Anyone eligible can enroll between Oct. 1 and March 31. However, those making up to 138 percent of the federal poverty level will be able to enroll past that deadline, Crone said.

The grant will go mostly to help people enroll in plans offered through the exchange. That includes hiring 535 people to help consumers one-on-one and creating a resource center for consumers with questions to call. An additional 100 outreach workers will be hired using Medicaid funds.

Rep. Debra Hobbs, R-Rogers, questioned why private insurance companies or insurance agents couldn’t enroll the eligible Arkansans in health-insurance plans.

Crone said private insurance agents will need specific training and certification that is required by the federal government, such as studying the federal tax code, if the agents chose to participate in helping sign up people.

She said the federal health-care law also provides for other consumer assistance.

Also Tuesday, the council took no steps to block a $60 million investment by the Arkansas Teacher Retirement System into Big River Steel LLC.

The retirement system’s board of trustees voted to invest the funds Feb. 4. Board Director George Hopkins said the system has already invested $600,000 in the steel company.

During this year’s legislative session, lawmakers authorized the state to issue $125 million in bonds for the $1.1 billion proposed steel mill near Osceola.

The steel mill would employ about 525 full-time workers each earning an average annual salary of about $75,000, according to steel magnate John Correnti of Blytheville, who heads Big River Steel, the company seeking to build the plant.

The $60 million investment makes the retirement system a 20 percent partial equity owner of the company.

Rep. David Meeks, R-Conway, asked if the system would ask lawmakers to help recoup the money if the steel mill fails or if it is never built.

Hopkins said the system has weighed the risks. He said the $60 million is about one-half of 1 percent of the system’s $13 billion trust fund.

“We make investments all the time, and there are risks associated with all of them,” Hopkins said. “If we lost every penny of it, we will not be back here in front of the Legislature asking you for anything to make up that $60 million.”
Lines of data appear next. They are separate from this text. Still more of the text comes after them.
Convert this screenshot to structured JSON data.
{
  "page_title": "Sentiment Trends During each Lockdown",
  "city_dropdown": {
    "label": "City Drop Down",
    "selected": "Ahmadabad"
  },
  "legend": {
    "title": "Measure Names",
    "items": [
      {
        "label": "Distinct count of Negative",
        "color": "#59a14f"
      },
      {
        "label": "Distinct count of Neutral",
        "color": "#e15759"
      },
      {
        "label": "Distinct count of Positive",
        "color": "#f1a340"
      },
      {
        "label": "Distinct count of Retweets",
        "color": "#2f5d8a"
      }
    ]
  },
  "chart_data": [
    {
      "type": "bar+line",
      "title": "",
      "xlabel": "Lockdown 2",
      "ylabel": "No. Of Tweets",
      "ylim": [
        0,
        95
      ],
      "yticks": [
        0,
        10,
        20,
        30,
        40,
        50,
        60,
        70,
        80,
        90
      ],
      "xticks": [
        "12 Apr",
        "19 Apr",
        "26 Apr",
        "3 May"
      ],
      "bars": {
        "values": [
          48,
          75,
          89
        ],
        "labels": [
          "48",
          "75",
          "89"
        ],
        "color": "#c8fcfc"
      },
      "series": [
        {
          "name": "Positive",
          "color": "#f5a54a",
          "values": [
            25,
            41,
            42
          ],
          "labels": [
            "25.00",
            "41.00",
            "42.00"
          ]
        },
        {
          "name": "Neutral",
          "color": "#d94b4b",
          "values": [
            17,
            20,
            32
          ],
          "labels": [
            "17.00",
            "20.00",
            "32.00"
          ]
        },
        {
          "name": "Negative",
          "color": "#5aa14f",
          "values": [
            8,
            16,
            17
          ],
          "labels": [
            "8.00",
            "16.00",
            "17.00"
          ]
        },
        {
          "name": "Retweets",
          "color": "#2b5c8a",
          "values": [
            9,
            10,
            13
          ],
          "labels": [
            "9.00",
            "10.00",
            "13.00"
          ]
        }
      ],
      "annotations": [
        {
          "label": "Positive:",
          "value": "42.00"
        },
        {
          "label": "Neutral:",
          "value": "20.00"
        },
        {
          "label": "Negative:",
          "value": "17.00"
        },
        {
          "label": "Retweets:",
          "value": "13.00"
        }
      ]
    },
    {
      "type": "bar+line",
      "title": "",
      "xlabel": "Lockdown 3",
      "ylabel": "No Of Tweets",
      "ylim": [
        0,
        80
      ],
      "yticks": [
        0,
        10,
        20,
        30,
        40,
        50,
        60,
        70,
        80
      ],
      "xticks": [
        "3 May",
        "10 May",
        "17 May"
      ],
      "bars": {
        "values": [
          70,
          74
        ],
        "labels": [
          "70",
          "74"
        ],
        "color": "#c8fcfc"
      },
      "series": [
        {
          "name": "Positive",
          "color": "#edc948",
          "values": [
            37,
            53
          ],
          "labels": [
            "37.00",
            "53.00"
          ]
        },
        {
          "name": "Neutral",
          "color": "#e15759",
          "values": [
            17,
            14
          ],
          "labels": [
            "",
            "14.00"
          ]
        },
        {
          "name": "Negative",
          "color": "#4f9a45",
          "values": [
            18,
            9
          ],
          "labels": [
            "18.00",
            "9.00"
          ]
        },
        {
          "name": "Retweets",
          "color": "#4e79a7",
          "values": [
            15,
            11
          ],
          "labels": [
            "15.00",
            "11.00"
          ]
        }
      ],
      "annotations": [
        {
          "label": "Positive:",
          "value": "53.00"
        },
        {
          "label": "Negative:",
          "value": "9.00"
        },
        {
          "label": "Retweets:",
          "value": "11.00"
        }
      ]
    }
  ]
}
The Legislative Council also signed off on up to $65 million in investments approved by the Arkansas Teacher Retirement System’s board of trustees April 1.

Those investments include up to $20 million in a real estate fund managed by LaSalle Growth & Income Fund VI GP LLC; up to $20 million in a private equity fund managed by Levine Leichtman Capital Partners; and up to $25 million in a private equity fund managed by KPS Capital Partners.

The council also signed off on the Arkansas Public Employees Retirement System’s limited partnership ownership agreements with National Timber Partners LLC and Pinnacle Forest Investments LLC.

The Public Employees Retirement System has about $100 million invested in timberland through National Timber Partners. Its trustees voted in October to terminate the investment, and the liquidation of assets will be completed by Dec. 31, according to the system. The trustees decided in November to reduce the system’s investment of about $193 million to about $75 million in Pinnacle Forest Investments LLC.